Brazil is hot now what?

Global Finance, Jun 2001 by McCrary, Ernest S

The role of foreign companies in the economy and the

future of Brazilian companies as dominant players in their own country and abroad, is certain to be an issue in next year's "super election" campaign-which will involve the selection of new governors and most members of Congress, as well as a new president.

"This will be the thing that marks 2002," says Roberto Setubal, president of Banco Itau in Sao Paulo, the country's second-largest private bank. "An election like this will throw everything up for debate, including the model for the economy. But Brazil has passed the phase of questioning certain things like the commitment to fiscal balance, so I am optimistic even in such a political year."

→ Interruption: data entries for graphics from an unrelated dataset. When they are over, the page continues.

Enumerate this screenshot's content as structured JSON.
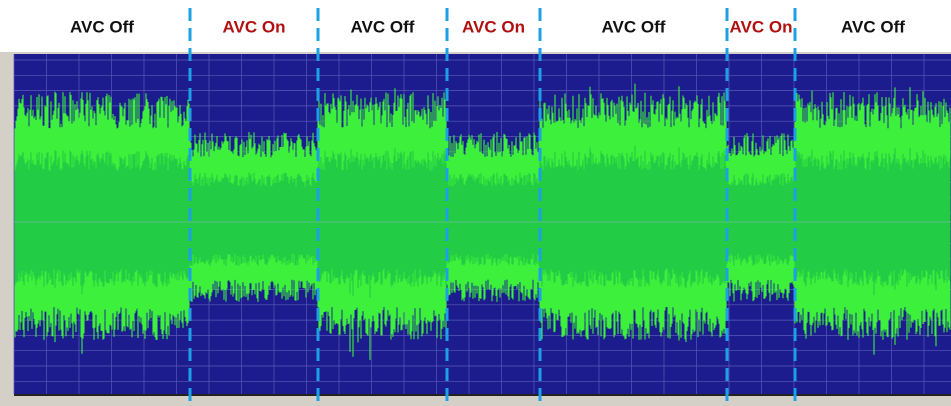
{
  "segments": [
    {
      "label": "AVC Off",
      "color": "#111111"
    },
    {
      "label": "AVC On",
      "color": "#b01010"
    },
    {
      "label": "AVC Off",
      "color": "#111111"
    },
    {
      "label": "AVC On",
      "color": "#b01010"
    },
    {
      "label": "AVC Off",
      "color": "#111111"
    },
    {
      "label": "AVC On",
      "color": "#b01010"
    },
    {
      "label": "AVC Off",
      "color": "#111111"
    }
  ]
}
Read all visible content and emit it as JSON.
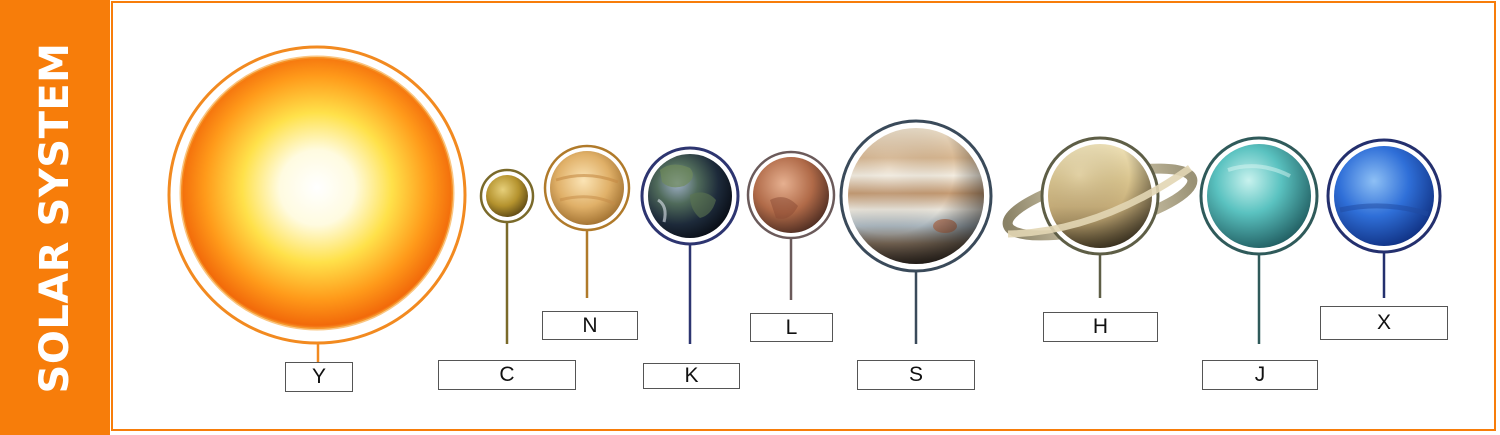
{
  "sidebar": {
    "title": "SOLAR SYSTEM"
  },
  "colors": {
    "accent": "#f77d0a",
    "background": "#ffffff"
  },
  "bodies": [
    {
      "id": "sun",
      "label": "Y",
      "ring_color": "#f28a20"
    },
    {
      "id": "mercury",
      "label": "C",
      "ring_color": "#7a6a2a"
    },
    {
      "id": "venus",
      "label": "N",
      "ring_color": "#b07a2a"
    },
    {
      "id": "earth",
      "label": "K",
      "ring_color": "#2d3570"
    },
    {
      "id": "mars",
      "label": "L",
      "ring_color": "#6b5a5a"
    },
    {
      "id": "jupiter",
      "label": "S",
      "ring_color": "#3a4a5a"
    },
    {
      "id": "saturn",
      "label": "H",
      "ring_color": "#5e5e46"
    },
    {
      "id": "uranus",
      "label": "J",
      "ring_color": "#2f5a5a"
    },
    {
      "id": "neptune",
      "label": "X",
      "ring_color": "#24306e"
    }
  ]
}
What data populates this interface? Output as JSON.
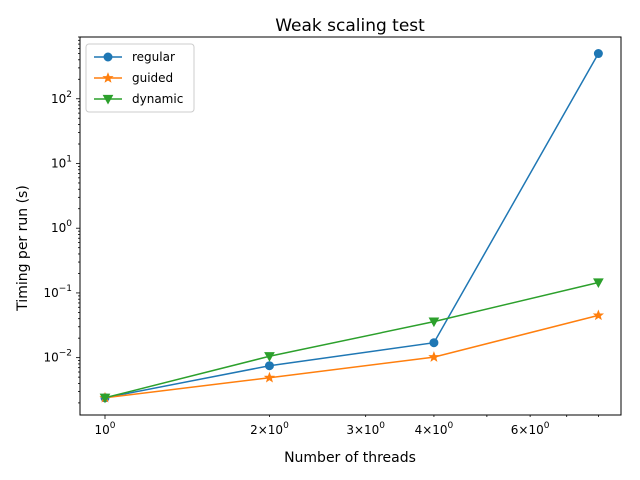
{
  "chart_data": {
    "type": "line",
    "title": "Weak scaling test",
    "xlabel": "Number of threads",
    "ylabel": "Timing per run (s)",
    "xscale": "log",
    "yscale": "log",
    "x": [
      1,
      2,
      4,
      8
    ],
    "xlim": [
      0.9,
      8.8
    ],
    "ylim": [
      0.0013,
      900
    ],
    "x_tick_labels": [
      {
        "value": 1,
        "base": "10",
        "exp": "0"
      },
      {
        "value": 2,
        "base": "2×10",
        "exp": "0"
      },
      {
        "value": 3,
        "base": "3×10",
        "exp": "0"
      },
      {
        "value": 4,
        "base": "4×10",
        "exp": "0"
      },
      {
        "value": 6,
        "base": "6×10",
        "exp": "0"
      }
    ],
    "y_tick_labels": [
      {
        "value": 0.01,
        "base": "10",
        "exp": "−2"
      },
      {
        "value": 0.1,
        "base": "10",
        "exp": "−1"
      },
      {
        "value": 1,
        "base": "10",
        "exp": "0"
      },
      {
        "value": 10,
        "base": "10",
        "exp": "1"
      },
      {
        "value": 100,
        "base": "10",
        "exp": "2"
      }
    ],
    "legend_position": "top-left",
    "grid": false,
    "series": [
      {
        "name": "regular",
        "color": "#1f77b4",
        "marker": "circle",
        "values": [
          0.0024,
          0.0075,
          0.017,
          500
        ]
      },
      {
        "name": "guided",
        "color": "#ff7f0e",
        "marker": "star",
        "values": [
          0.0024,
          0.0049,
          0.0102,
          0.045
        ]
      },
      {
        "name": "dynamic",
        "color": "#2ca02c",
        "marker": "triangle-down",
        "values": [
          0.0024,
          0.0105,
          0.036,
          0.145
        ]
      }
    ]
  }
}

This topic gets to the core of what the Brazilian market is all about today, and how it will evolve. "The culture of Brazilian business always was oriented toward the local market, which historically has been closed and protected," says Luiz Fernando Furlan, president of Sadia, a poultry and pork producer that is one of the country's contenders for world-class exporter status, with sales last year of $1.6 billion."We can be very competitive in food exports, and this is an area that will see an increasing presence of Brazilian companies in the 21st century," he says."So far, there are almost no Brazilian `global brands' in any industry, but that has to change."

Even companies with a strong global presence, such as state oil company Petrobras, have trouble building a crossborder image. Petrobras earned $5.1 billion in net income last year, making it the sixth most profitable oil company in the world-after Exxon Mobil, BP, Royal Dutch Shell,TotalFina Elf, and Chevron. With extensive operations around Latin America, Petrobras five months ago aimed to change its name and logo (which resembles the Brazilian flag) to something less offensive to customers in neighboring countries. But when it was announced in Brazil that Petrobras was to become Petrobrax, the uproar at home (especially in Congress) was immediate and vociferous. After seven months of secret preparation, the Petrobrax name was killed in a day.

For his part, Sadia's Furlan has just negotiated a joint international marketing pact with Sadia's smaller domestic rival Perdigao (sales of $1 billion last year), to combine forces for a stronger push into poultry and pork product export markets with a new global brand.Their combined exports last year were almost $700 million. Although Brazil (mainly represented by Sadia and Perdigao) already has an 18% share of global poultry exports-trailing only the United States-there are still formidable obstacles to further growth.

"Our problems are weak infrastructure, high cost of capital and taxes, bureaucracy, and import duties; says Furlan. On top of that, Sadia and Perdigao face a stone wall of nontariff barriers in the biggest market of all, the United States. "They use unreasonable restrictions, sanitary requirements, quotas, and technical regulations to keep us out of the US market,"he says. On the other hand, his US competitors are blocked out of the Brazilian market, too.